おいしい匂いの記憶

 福井大学医学部(福井県)の村田航志助教らの共同研究チームが、食べ物の匂いと、それがおいしいという情報が記憶される脳のメカニズムを解明した。脳の快楽物質であるドーパミンが、記憶中枢にある特定の細胞に放出され、匂いと記憶を結びつけていた。嗅覚の低下が初期症状として知られるアルツハイマー病の原因解明や治療法の開発につながることが期待され、論文が9月、英科学誌ネイチャーの電子版に掲載された。

 村田助教は嗅覚に関する脳科学が専門。米カリフォルニア大アーバイン校の五十嵐啓・助教授らと、5年ほど前から共同研究に取り組んできた。

 マウスを使った実験で、Aの匂いを嗅がせた後には砂糖水、Bの匂いの後には苦い水を与えた。数十回繰り返すと、マウスはAの匂いを嗅ぐとなめようと舌を出し、Bの匂いでは舌を出さなくなった。

 研究チームは、匂いの学習には、脳内で記憶をつかさどる海馬の隣にある嗅内皮質という領域が関係していると予想。学習中のマウスの嗅内皮質の活動を、電極や光ファイバーを用いて記録し、ドーパミンの放出量や受容体の有無についても調べた。
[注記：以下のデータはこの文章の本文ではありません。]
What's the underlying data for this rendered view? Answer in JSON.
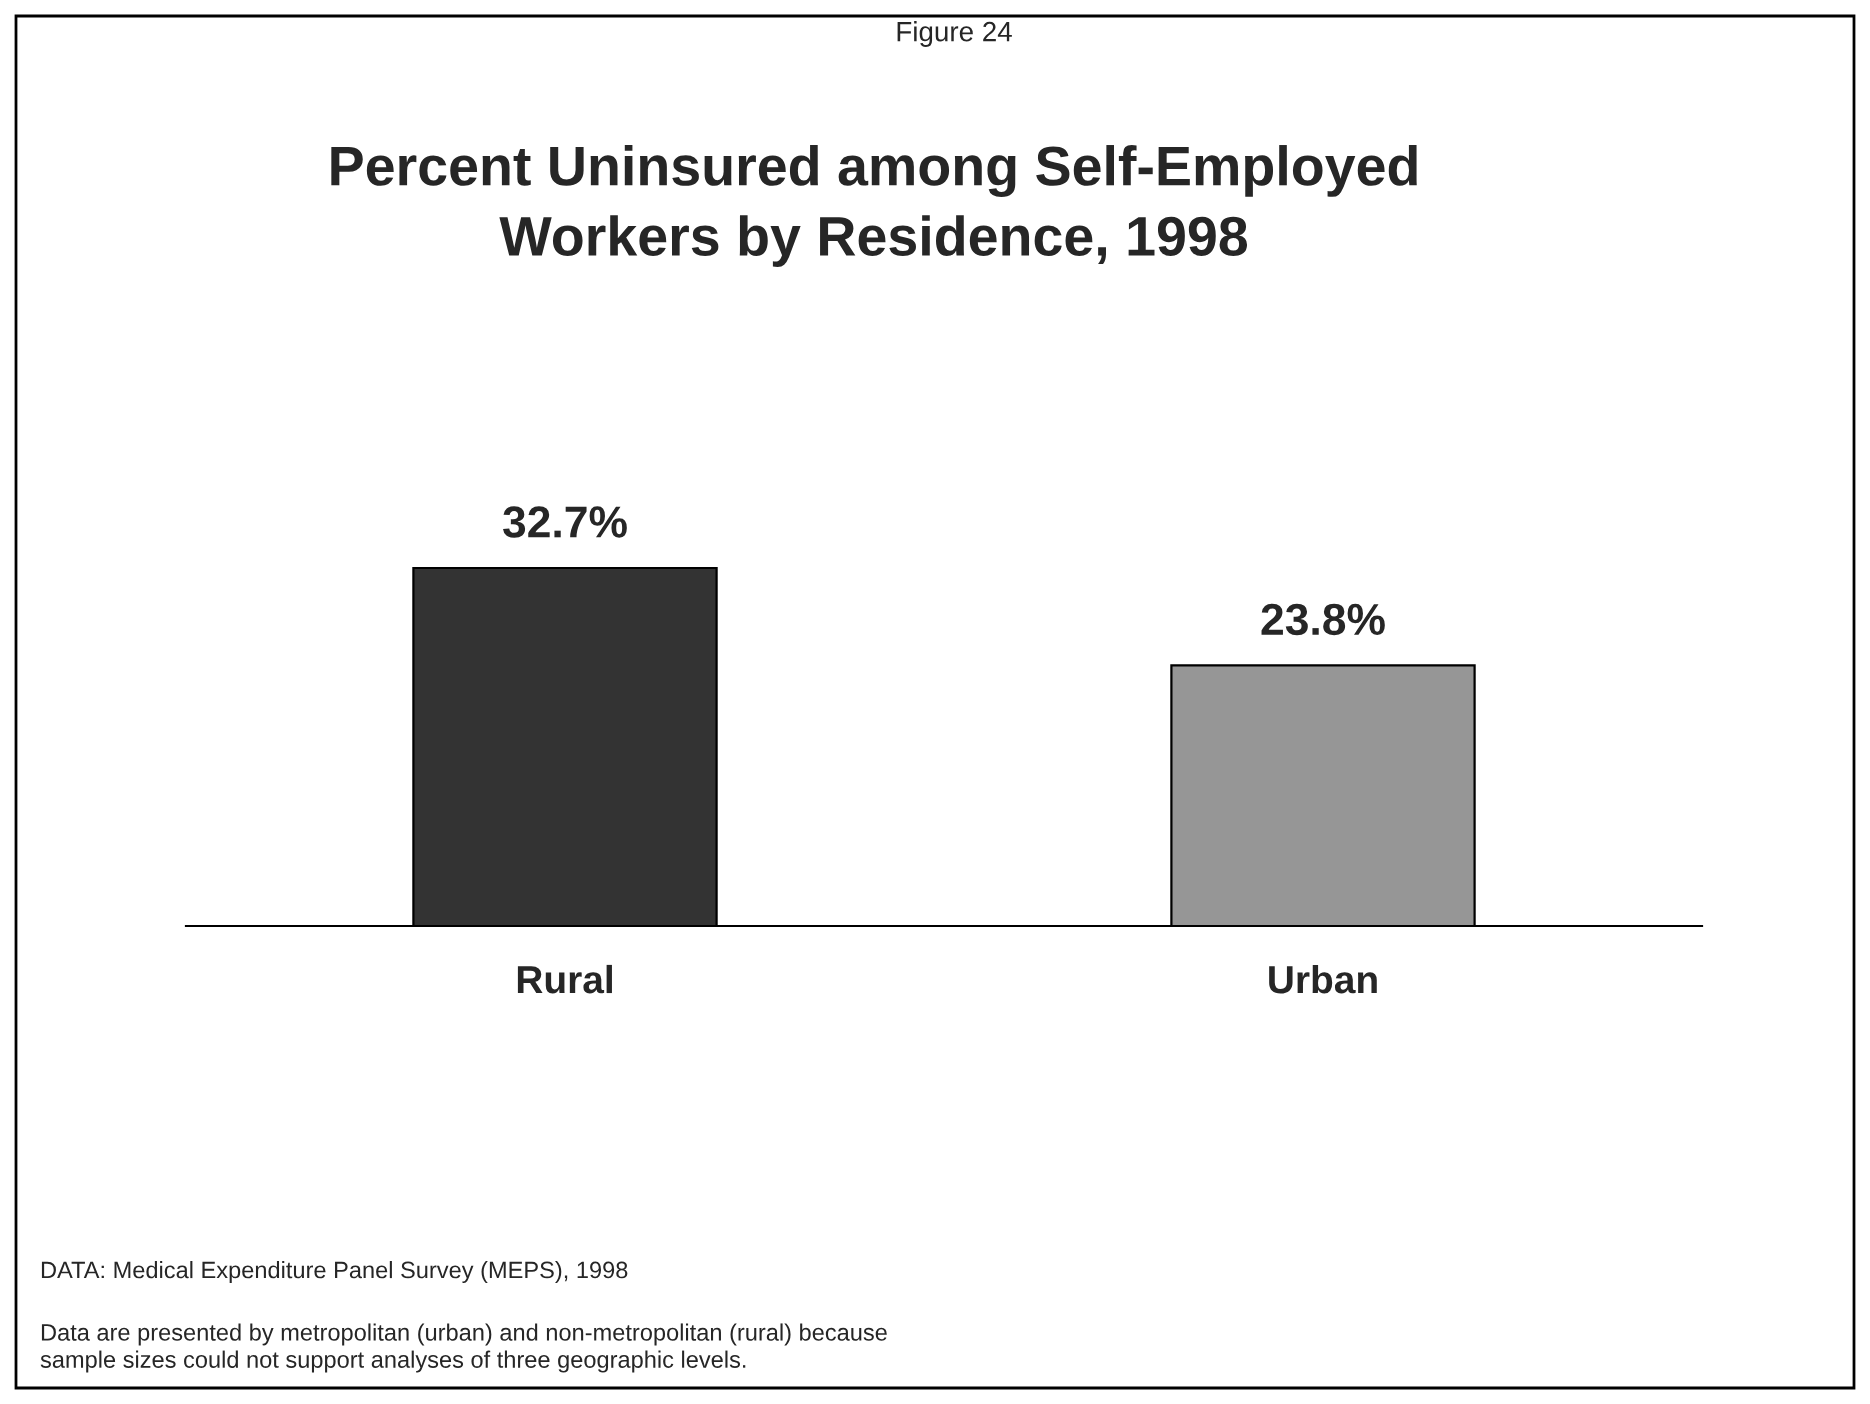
{
  "chart_data": {
    "type": "bar",
    "subtitle": "Figure 24",
    "title": "Percent Uninsured among Self-Employed\nWorkers by Residence, 1998",
    "categories": [
      "Rural",
      "Urban"
    ],
    "values": [
      32.7,
      23.8
    ],
    "colors": [
      "#333333",
      "#969696"
    ],
    "value_labels": [
      "32.7%",
      "23.8%"
    ],
    "grid": false,
    "legend": false,
    "annotations": [
      "DATA: Medical Expenditure Panel Survey (MEPS), 1998",
      "Data are presented by metropolitan (urban) and non-metropolitan (rural) because\nsample sizes could not support analyses of three geographic levels."
    ]
  }
}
 その結果、砂糖水をもらえる匂いを嗅いだときだけ、嗅内皮質に放出されるドーパミンの量が増加し、嗅内皮質にある扇状細胞が活発に活動した。扇状細胞にはドーパミンの受容体があることも判明。ドーパミンが扇状細胞に作用することで、おいしい匂いが記憶されていると結論づけた。

 嗅内皮質は、場所や空間を把握する能力と関わり、アルツハイマー病の初期に障害を受けることで知られている。一方で、その理由は解明されておらず、嗅覚との関連性も明らかになっていない。

 今回の研究成果から「扇状細胞の活動を高めることで、記憶疾患の治療にもつながる可能性がある」と村田助教。嗅内皮質の役割を明らかにし、より効果的な治療法の開発に役立てるため、今後はドーパミン以外の神経物質の作用などについても研究を続ける。